El marqués de Esquilache, en 1766, ya promulgó un bando por el que quedaban prohibidas las capas largas y los sombreros de ala ancha, pues se ocultaban armas y rostros tras ellos, lo que favorecía la comisión de delitos. Este hecho debió de ser la gota que colmó el vaso, pues además de tocarles el atuendo a los madrileños de entonces —que no hacía mucho se jugaban la vida en nombre del honor por un pisotón mal dado en el corral de comedias— había gran descontento entre la población por la subida de precios y acechaba el miedo al hambre. El motín que lleva el nombre del osado ministro de Carlos III que se proponía europeizar España, acabó con la destitución del mismo por parte del rey.

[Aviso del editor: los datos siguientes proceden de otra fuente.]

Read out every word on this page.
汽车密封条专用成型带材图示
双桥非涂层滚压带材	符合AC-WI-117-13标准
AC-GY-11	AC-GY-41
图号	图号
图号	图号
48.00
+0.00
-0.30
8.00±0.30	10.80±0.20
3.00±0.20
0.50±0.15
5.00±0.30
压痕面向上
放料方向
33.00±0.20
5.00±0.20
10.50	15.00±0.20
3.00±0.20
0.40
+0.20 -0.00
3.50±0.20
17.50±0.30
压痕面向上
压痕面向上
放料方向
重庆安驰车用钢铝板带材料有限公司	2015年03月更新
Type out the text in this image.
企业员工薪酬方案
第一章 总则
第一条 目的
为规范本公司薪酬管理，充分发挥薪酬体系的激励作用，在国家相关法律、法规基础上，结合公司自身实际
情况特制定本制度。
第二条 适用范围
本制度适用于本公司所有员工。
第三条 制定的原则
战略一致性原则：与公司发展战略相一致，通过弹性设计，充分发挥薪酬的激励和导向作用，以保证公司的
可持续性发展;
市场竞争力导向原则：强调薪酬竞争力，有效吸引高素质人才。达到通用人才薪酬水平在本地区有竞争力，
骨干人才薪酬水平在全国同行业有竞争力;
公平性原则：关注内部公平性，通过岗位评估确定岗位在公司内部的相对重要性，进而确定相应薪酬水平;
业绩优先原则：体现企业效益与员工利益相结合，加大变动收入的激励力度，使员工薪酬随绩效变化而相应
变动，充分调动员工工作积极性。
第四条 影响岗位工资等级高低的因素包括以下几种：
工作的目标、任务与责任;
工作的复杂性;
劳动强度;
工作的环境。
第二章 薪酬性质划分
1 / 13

Si seguimos en tono popular: muerto el perro se acabó la rabia. Pero esa dialéctica entre anonimato y seguridad de los ciudadanos ha seguido hasta hoy, sumándose además un nuevo factor como es la libertad de expresión. A lo largo de la historia, el anonimato ha respondido principalmente a dos impulsos o deseos: la impunidad bajo su amparo, ya sea con fines o no delictivos, y ser libre para decir y hacer, sobre todo en los tiempos de censuras que siempre nos acechan. Para ello nos han servido las máscaras y antifaces que tanto juego estético y simbólico han dado en numerosos campos que van desde la antropología hasta la seducción.
Piensen en Batman, en los carnavales de Venecia, en los verdugos encapuchados de la guillotina, de nuestro garrote vil, en la tragedia y la comedia del teatro griego, en las máscaras tribales. Quiénes somos como individuos y como especie. La identidad suele ser una cuestión de supervivencia. En latín, persona significa máscara. El escritor y filólogo Mario Staz dice en su nuevo libro que esta tan solo es la extensión de un rostro. En él también expone el significado y simbología que encierra una máscara e incluso el propio rostro de carne y hueso. Un puente entre lo real y lo mitológico. Nuestros rasgos hablan de quienes somos, son nuestra marca de agua.
Me encantan los ejemplos que utiliza Staz al referirse al arte de los chinos para interpretar las caras, la de rama torcida correspondería a una persona imprevisible, malhumorada, hasta hipocondriaca, mientras que la de montaña aludiría a alguien de juicios inamovibles, acogedor y persistente, y la de jade-oval, más larga que ancha, a una personalidad soñadora, al tiempo que posee una fría y exquisita belleza mineral. Y la de pájaro, nos dice el autor citándonos las facciones de Cocteau o Rilke, son síntomas de manía poética, de ser evasivo y de huesos finos, frágiles. Por otro lado, y siguiendo a los presocráticos y a Aristóteles, analizar nuestras facciones conforme a los cuatro elementos de la naturaleza —agua, tierra, fuego y aire— da lugar a caras alargadas como llamas a la redondez aérea o a los ojos sobresalientes de la acuática.
En el siglo XXI, las redes sociales parecen haberse convertido en los nuevas capas y sombreros de ala ancha donde protegerse o liberarse tras el anonimato. Gracias a él es posible no cargar con el peso de la identidad, que nos distingue y diferencia, por un lado, evitando que seamos responsables de nuestros actos y que tengamos que responsabilizarnos de sus consecuencias, pero por el otro otorgándonos la libertad y la privacidad de la que a veces se quiere disfrutar. Muchos de los seudónimos utilizados para movernos por las redes los habremos escogido teniendo en cuenta los símbolos e imágenes que se relacionan con el elemento de la naturaleza predominante en nosotros, como dice Staz parafraseando a Gaston Bacheland, así que habrá muchas lunas de fuego. Pero el vacío legal que hay en nuestro país sobre el anonimato en las redes parece que va a llegar a su fin. La regulación que quiere llevarse a cabo para evitar los delitos de odio, fraudes, amenazas o acoso en ellas, se enfrenta a la tarea de integrar dos derechos a la vez necesarios y contradictorios: la seguridad frente a la libertad. De la manera que se armonicen dependerá cómo navegaremos en el futuro y qué máscaras podremos utilizar.